Alertas sobre o uso inadequado e os efeitos colaterais
Para muita gente que sofre de obesidade, uma doença crônica, os médicos prescrevem uso contínuo do remédio. Mas é comum hoje o uso temporário apenas para perder entre 2 e 3 quilos, por exemplo.
"Nas últimas semanas, eu não passo um único dia sem que uma paciente venha reportando que, depois do uso dessas medicações, notou como se fosse esse derretimento. Uma perda muito rápida de peso. Ele perde compartimentos de gordura tanto de corpo quanto de rosto. E a gordura, para nós, é um tecido importante de sustentação da pele. São queixas relacionadas à flacidez de pele", relata a dermatologista Maria Fernanda Guazzelli.

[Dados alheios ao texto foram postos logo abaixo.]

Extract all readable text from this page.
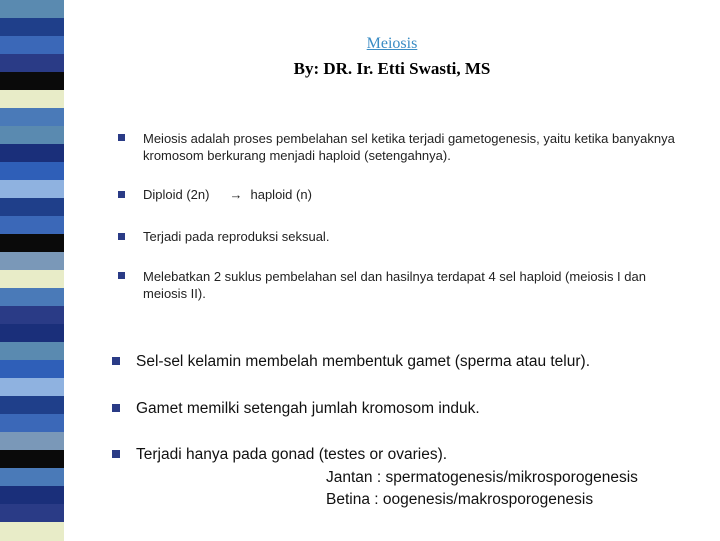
Meiosis
By: DR. Ir. Etti Swasti, MS
Meiosis adalah proses pembelahan sel ketika terjadi gametogenesis, yaitu ketika banyaknya kromosom berkurang menjadi haploid (setengahnya).
Diploid (2n) → haploid (n)
Terjadi pada reproduksi seksual.
Melebatkan 2 suklus pembelahan sel dan hasilnya terdapat 4 sel haploid (meiosis I dan meiosis II).
Sel-sel kelamin membelah membentuk gamet (sperma atau telur).
Gamet memilki setengah jumlah kromosom induk.
Terjadi hanya pada gonad (testes or ovaries).
Jantan : spermatogenesis/mikrosporogenesis
Betina : oogenesis/makrosporogenesis
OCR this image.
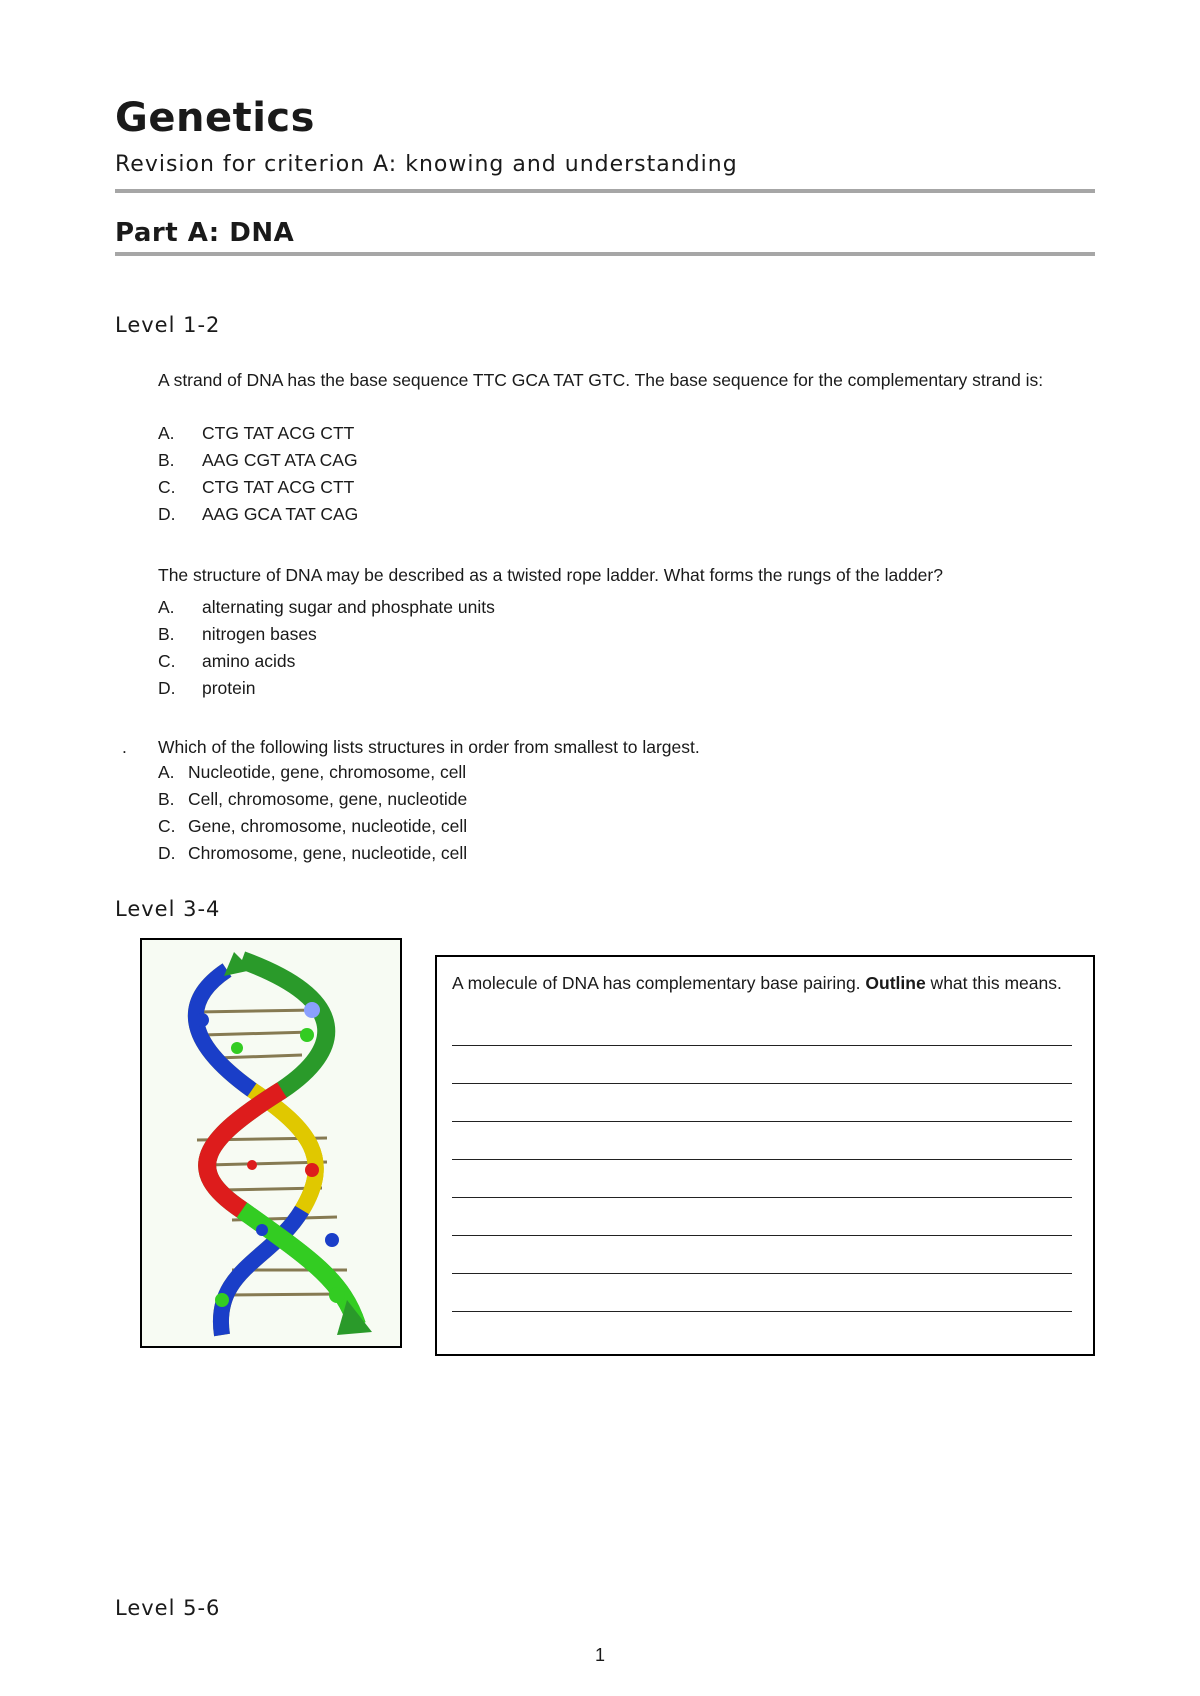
Genetics
Revision for criterion A: knowing and understanding
Part A: DNA
Level 1-2
A strand of DNA has the base sequence TTC GCA TAT GTC. The base sequence for the complementary strand is:
A. CTG TAT ACG CTT
B. AAG CGT ATA CAG
C. CTG TAT ACG CTT
D. AAG GCA TAT CAG
The structure of DNA may be described as a twisted rope ladder. What forms the rungs of the ladder?
A. alternating sugar and phosphate units
B. nitrogen bases
C. amino acids
D. protein
. Which of the following lists structures in order from smallest to largest.
A. Nucleotide, gene, chromosome, cell
B. Cell, chromosome, gene, nucleotide
C. Gene, chromosome, nucleotide, cell
D. Chromosome, gene, nucleotide, cell
Level 3-4
A molecule of DNA has complementary base pairing. Outline what this means.
Level 5-6
1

Numa academia em São Paulo, onde a mensalidade atinge quase R$ 2 mil, há diversos alunos que fazem uso do medicamento.
"Aproximadamente 6 a 7 alunos em cada 10 estão utilizando a caneta, especialmente durante o verão ou quer tomar para o Carnaval. Outros para um casamento, e até mesmo noivas expressam o desejo de estar magras. É importante para mim entender o que você está fazendo para entender. Já tive alunas que não comunicaram o uso e acabaram passando mal", diz o dono da academia.
O remédio é considerado seguro, mas não há estudos apontando os riscos em pessoas que querem perder pouco peso.

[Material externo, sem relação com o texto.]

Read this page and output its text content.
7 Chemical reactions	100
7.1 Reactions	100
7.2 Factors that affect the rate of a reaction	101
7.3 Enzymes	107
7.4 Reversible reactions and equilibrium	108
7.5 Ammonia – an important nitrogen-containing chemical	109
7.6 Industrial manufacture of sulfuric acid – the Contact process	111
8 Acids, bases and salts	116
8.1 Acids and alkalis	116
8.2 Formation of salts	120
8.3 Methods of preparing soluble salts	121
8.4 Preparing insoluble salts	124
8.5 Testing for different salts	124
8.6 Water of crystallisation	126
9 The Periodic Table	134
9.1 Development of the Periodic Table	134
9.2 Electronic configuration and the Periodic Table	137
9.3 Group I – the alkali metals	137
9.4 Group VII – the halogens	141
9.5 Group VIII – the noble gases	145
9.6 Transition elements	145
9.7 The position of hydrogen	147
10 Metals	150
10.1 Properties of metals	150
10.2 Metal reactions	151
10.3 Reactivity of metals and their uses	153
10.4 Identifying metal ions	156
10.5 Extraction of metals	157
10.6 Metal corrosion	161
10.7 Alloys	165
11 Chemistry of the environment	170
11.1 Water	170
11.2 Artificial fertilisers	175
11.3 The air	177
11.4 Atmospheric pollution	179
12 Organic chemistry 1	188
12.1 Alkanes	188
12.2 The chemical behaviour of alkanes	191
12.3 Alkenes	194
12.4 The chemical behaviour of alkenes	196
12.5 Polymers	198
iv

"Nessa pessoa que só quer perder alguns quilos, se parar de usar a medicação não vai conseguir manter, vai aumentar a fome, e vai acabar pensando em usar esse remédio a longo prazo. Cria uma dependência psicológica nesse sentido. Mas vamos deixar claro, não é uma dependência física. O remédio não causa dependência física, ", diz o endócrino Bruno.
Uso no Brasil e os riscos identificados pela Anvisa
No Brasil, em 2021, esse remédio foi o mais vendido, de acordo com a Associação de Indústria Farmacêutica de Pesquisa.
Recentemente, a Anvisa identificou lotes falsos da caneta semaglutida no mercado. Nas redes sociais, não faltam propagandas, inclusive de farmácias. Como muitas não exigem receita, algumas pessoas se automedicam e ainda ensina na internet, como turbinar as aplicações.
"Elas acabam utilizando muitas vezes de forma inadequada e levando ao aparecimento de efeitos colaterais mais intensos, como náusea, até vômitos", explica Maria Edna de Melo.
"Já tive uma paciente que quase não conseguia beber água devido aos efeitos decorrentes da automedicação em excesso", ressalta Maria Fernanda Guazzelli.